2012 Nepali novel by Subin Bhattarai

Summer Love is a Nepali novel by Subin Bhattarai published by Fine Print in 2012.

Bhattarai's second book and first novel, the plot concerns college students at the Central Department of Environmental Science (CDES) at Tribhuvan University falling in love. It was a best selling book in Nepal with in excess of 20,000 copies sold, and one of the best-selling books in the country for the year. Saaya is the sequel Summer Love Novel. Summer Love is now available in English. Pratima Sharma translated the book from Nepali to English.

A sequel titled Saaya was released in September 2014.

==Plot==
Writer is on a cruise ship where he meets another Nepali person, Atit. As writer introduces himself, Atit asks the writer if he is willing to write Atit's love story. Reluctantly, the writer agrees to listen to his story.

Atit is curious to find out the entrance topper Saaya, who also has the same way back to home as Atit has. As days pass, Atit and Saaya become good friends and eventually, Atit proposes to Saaya. Saaya accepts the proposal. But the same day, both are them are divided into two different lab groups. One group has lab work in morning while other in afternoon. Now they have to come and leave college separately. After the division, Atit and Saaya start to bunk classes. Meanwhile Atit secures second spot after First Semester as Saaya helped him during exams. After finishing MSc, Atit has to go to Dhangadi as he secured a job in a NGO meanwhile Saaya; Norway, to pursue higher degree of education. One month later, Saaya returns to Nepal through Delhi and they marry.

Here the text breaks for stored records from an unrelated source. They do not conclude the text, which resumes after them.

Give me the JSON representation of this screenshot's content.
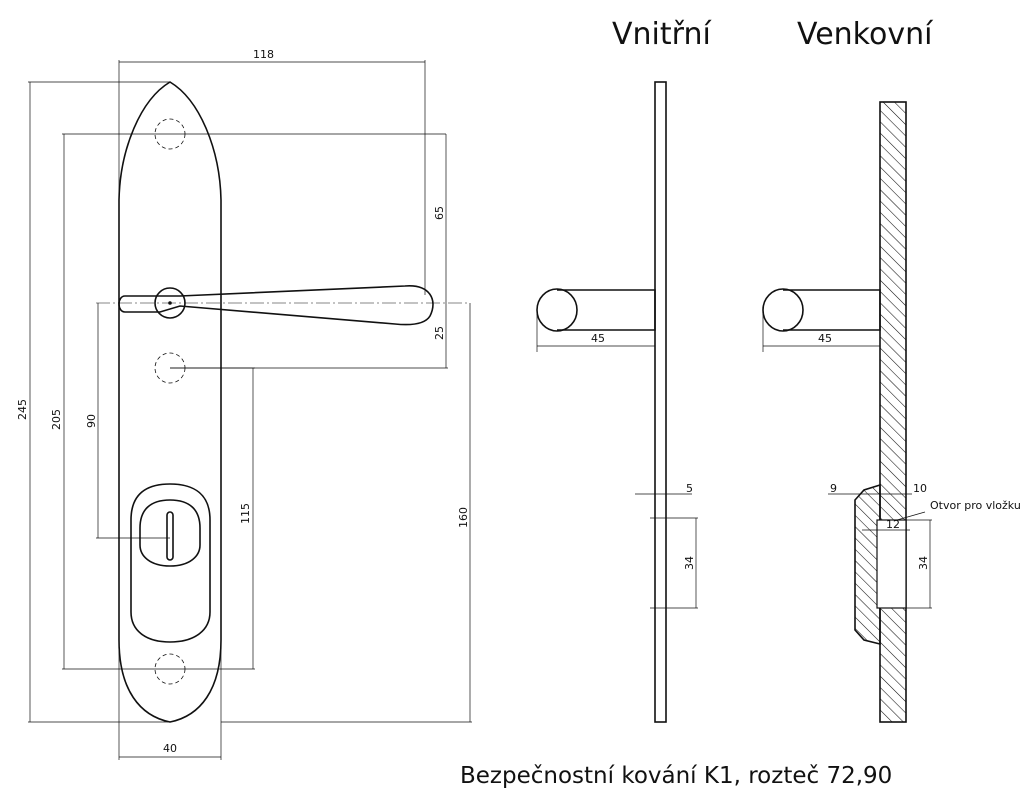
{
  "titles": {
    "inner": "Vnitřní",
    "outer": "Venkovní"
  },
  "caption": "Bezpečnostní kování K1, rozteč 72,90",
  "front_view": {
    "dims": {
      "width_top": "118",
      "height_total": "245",
      "hole_spacing": "205",
      "handle_to_top_hole": "65",
      "handle_to_lower_hole": "25",
      "handle_to_cylinder": "90",
      "cylinder_to_bottom_hole": "115",
      "handle_to_bottom": "160",
      "plate_width": "40"
    }
  },
  "inner_side_view": {
    "dims": {
      "handle_length": "45",
      "plate_thickness": "5",
      "cylinder_height": "34"
    }
  },
  "outer_side_view": {
    "dims": {
      "handle_length": "45",
      "shield_offset": "9",
      "plate_thickness": "10",
      "cylinder_depth": "12",
      "cylinder_height": "34"
    },
    "note": "Otvor pro vložku"
  }
}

After some months, Atit goes to meet Saaya's parents to talk about their marriage but Saaya's parents decline as Atit is from Bramhin class and they are Newars. Saaya starts to move on while Atit falls in depression. With the help of Sushmita, his office's receptionist and neighbour, Atit does not commit suicide but they eventually have physical relation. Atit starts a search for Saaya and goes to Norway. In Norway, he meets Saaya and tells about the intimate relation he had with Sushmita.

In the end, writer shows interest in meeting Saaya and learning her side of the story. Atit gives Saaya's address but writer is unable to meet Saaya as she had gone to Kathmandu to write a thesis.